02 - Heat vegetable oil in a large skillet over medium heat. Add sliced onion and jalapeños; sauté until softened. Stir in diced tomatoes and minced garlic; cook until vegetables are tender.
03 - In a bowl, whisk together heavy cream, sour cream, cayenne pepper, chipotle chili powder, ground cumin, and salt. Pour the mixture into the skillet with the cooked vegetables and simmer gently over medium-low heat.
04 - Add shrimp to the skillet, cook until opaque on both sides, about 2 minutes per side. Avoid overcooking.

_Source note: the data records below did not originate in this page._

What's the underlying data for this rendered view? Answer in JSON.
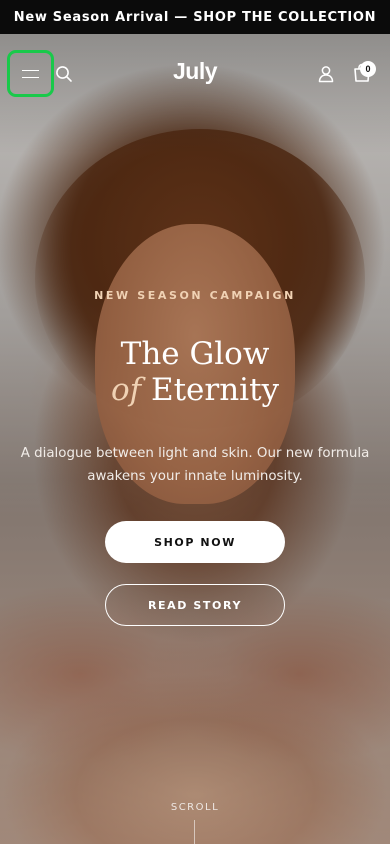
{
  "announcement": {
    "text": "New Season Arrival — SHOP THE COLLECTION"
  },
  "header": {
    "logo": "July",
    "cart_count": "0",
    "icons": {
      "menu": "hamburger-menu-icon",
      "search": "search-icon",
      "account": "account-icon",
      "cart": "shopping-bag-icon"
    },
    "menu_button_highlight_color": "#19c94a"
  },
  "hero": {
    "eyebrow": "NEW SEASON CAMPAIGN",
    "headline_line1": "The Glow",
    "headline_accent": "of",
    "headline_line2_rest": "Eternity",
    "subtext": "A dialogue between light and skin. Our new formula awakens your innate luminosity.",
    "primary_cta": "SHOP NOW",
    "secondary_cta": "READ STORY",
    "scroll_label": "SCROLL",
    "accent_color": "#f0d2b4"
  }
}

Remove skillet from heat.
05 - Divide half of the grated cheese among the four tortillas. Using a slotted spoon, transfer shrimp and vegetables to each tortilla (drain excess sauce). Roll tortillas tightly and arrange seam-side down in the prepared baking dish.
06 - Pour remaining cream sauce from skillet over the rolled tortillas. Sprinkle with remaining grated cheese. Bake in the preheated oven for 15 to 18 minutes until cheese is melted and bubbly. Serve immediately.

# Extra Suggestions:

01 - Best served fresh, as seafood does not reheat well. Use flour tortillas for easier rolling and better structural integrity. Adjust spiciness by removing jalapeño seeds and modifying cayenne pepper quantity. Avoid overcooking shrimp to maintain tenderness.